As the students arrive, they go to the bleachers on the inside of the gym.  A number of factors that are considered upon arrival are: where are my friends, where are the teachers, and, most importantly, which 20-pound lights hanging from the ceiling look like they are swaying the least.  Then the students sit down and warm up their vocal chords.

While all this is occurring, the people who have lost their pep, and need to borrow some from the student body (the people the assembly features) are in an adjoining room to the gym.  Here, the athletic director goes through the list of names of the people he is introducing.  This is an attempt to psych these people out and make them think that the director will not mispronounce their names.

However, being a seasoned pep-er (no pun intended-actually, yes, yes pun intended.  I’m so sick of everyone saying, “no pun intended” to draw people’s attention to a pun that was obviously intentional but one that the creator is worried won’t be found funny.  I stand by my puns), I can attest to the fact that the athletic director will almost certainly mispronounce your name (unless you are named Bob, which has the same spelling properties as “pep”).

Once the student body and band has settled in, the athletic director will use the mic and make a high-pitched squeal for attention (usually this is the mic malfunctioning, unless your athletic director just hit puberty and his voice is cracking).  After that, the director introduces the people the assembly is featuring.
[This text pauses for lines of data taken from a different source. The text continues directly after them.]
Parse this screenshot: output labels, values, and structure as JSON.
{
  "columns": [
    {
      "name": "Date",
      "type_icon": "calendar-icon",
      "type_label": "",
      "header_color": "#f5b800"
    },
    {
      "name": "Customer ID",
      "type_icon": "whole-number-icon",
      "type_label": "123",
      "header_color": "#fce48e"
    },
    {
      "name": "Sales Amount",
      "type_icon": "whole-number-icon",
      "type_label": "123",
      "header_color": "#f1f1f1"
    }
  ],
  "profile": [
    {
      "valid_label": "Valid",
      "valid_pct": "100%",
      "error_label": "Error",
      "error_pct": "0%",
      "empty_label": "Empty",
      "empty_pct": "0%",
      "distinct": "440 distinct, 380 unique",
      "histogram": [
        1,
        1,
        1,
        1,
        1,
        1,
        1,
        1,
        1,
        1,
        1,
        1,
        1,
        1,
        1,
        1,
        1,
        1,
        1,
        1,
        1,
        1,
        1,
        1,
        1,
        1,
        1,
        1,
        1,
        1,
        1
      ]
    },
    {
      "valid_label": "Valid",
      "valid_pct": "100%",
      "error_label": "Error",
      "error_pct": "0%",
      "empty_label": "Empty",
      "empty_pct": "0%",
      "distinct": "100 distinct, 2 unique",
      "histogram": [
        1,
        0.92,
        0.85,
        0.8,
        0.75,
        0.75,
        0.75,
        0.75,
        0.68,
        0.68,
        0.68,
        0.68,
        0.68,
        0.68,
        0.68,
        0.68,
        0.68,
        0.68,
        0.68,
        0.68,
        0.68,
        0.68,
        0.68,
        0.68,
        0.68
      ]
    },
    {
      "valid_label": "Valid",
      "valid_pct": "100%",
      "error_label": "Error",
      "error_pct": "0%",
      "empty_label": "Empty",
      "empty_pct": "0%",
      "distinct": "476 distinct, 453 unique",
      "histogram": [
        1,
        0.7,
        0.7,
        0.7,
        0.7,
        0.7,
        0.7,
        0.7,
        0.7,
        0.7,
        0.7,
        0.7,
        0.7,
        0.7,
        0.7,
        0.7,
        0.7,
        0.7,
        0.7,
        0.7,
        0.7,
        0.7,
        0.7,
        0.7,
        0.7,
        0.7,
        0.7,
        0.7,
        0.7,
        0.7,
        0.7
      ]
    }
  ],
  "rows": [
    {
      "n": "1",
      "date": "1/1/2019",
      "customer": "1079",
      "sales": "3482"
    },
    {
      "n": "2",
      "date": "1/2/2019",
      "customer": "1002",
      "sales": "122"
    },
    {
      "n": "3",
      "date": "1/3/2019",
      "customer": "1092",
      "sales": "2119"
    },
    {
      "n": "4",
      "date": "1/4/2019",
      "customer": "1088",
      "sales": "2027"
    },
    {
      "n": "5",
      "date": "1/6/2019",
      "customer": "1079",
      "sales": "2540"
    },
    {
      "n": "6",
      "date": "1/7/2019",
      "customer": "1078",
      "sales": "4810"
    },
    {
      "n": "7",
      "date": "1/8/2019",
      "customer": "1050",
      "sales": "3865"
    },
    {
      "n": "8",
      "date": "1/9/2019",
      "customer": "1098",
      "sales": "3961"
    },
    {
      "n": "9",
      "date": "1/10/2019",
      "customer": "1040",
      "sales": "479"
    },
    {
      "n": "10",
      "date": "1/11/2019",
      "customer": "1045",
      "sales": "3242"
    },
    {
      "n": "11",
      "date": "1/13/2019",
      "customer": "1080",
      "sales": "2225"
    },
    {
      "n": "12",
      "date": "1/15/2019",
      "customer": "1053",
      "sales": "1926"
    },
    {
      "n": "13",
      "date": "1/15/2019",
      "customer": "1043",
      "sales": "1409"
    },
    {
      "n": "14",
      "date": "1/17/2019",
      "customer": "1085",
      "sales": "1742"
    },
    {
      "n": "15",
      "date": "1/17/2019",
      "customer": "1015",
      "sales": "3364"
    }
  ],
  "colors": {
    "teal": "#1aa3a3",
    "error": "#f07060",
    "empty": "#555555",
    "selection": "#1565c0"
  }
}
After the featured people are lined up, having been left to stand awkwardly in front of the student body, the athletic director starts focusing on the true purpose of the assembly: to get loud.  In fact, he’s very open about it, saying something like, “Let’s get LOUD!”

The crowd responds, “aaaAAHAHAaahahah,” so the director goes, “That’s not loud enough! Get LOUDER!” The crowd goes “aaAAAAHAHAAAAHAHAAa,” and the director goes “Still not loud enough.  Let’s get LOUDER!” Then the crowd goes, “AHAAAAAHAAAHAAHAA!” (With a siren in the background as somebody’s esophagus comes loose and a friend calls 9-1-1).  Then, depending on the age of your athletic director, he’ll say, “Can you get ANY LOUDER!” and the crowd will go, “We are here! We are here! We ar-“, oh, sorry, switched into English-book mode again-the crowd will go, “WE CAN’T GET LOUDER THAN ALL CAPS WITHOUT MESSING UP THE FORMATTING!And the director will say, “Alright!  We’re loud!”

After the crowd is sufficiently loud, the athletic director will go on to narrate how amazing the students the assembly is featuring are: “The members of the boy’s sardine-canning team standing before you now have worked extremely hard to get to where they are, tonight, competing in the sardine canning state championship.  They’ve worked hours every week, braving dented cans, pollution-infested sardines, and broken nails.  Ladies and Gentlemen, your NIXON HIGH SCHOOL SARDINE-CANNING DISTRICT CHAMPIONS!”

Next, the athletic director will ‘invent’ a new cheer specifically for the event.  It usually pertains to the sport, so it might be something like, “Can the sardines! Can the sardines! We can can the sardines!”  As you can see, they are usually extremely creative.

The audience practices this cheer a few times, and then the athletic director signals the band.  The band plays the school’s fight song (as loud as possible) so the crowd will realize that the fight song was stolen from a college somewhere.  After the fight song comes the Alma mater.  Everyone mouths the words, listening to the person next to them, because no one actually knows the song.  It doesn’t matter, though, because the band drowns them out.

Lastly, the assembly ends, and the students run to lunch.  Usually, no one actually shows up at the competition that night, probably because they are too tired from the pep assembly.  Instead, the athletic director is forced to grab some people from a nearby apartment complex, explain what they need to do, teach them the cheer, and drive them to game.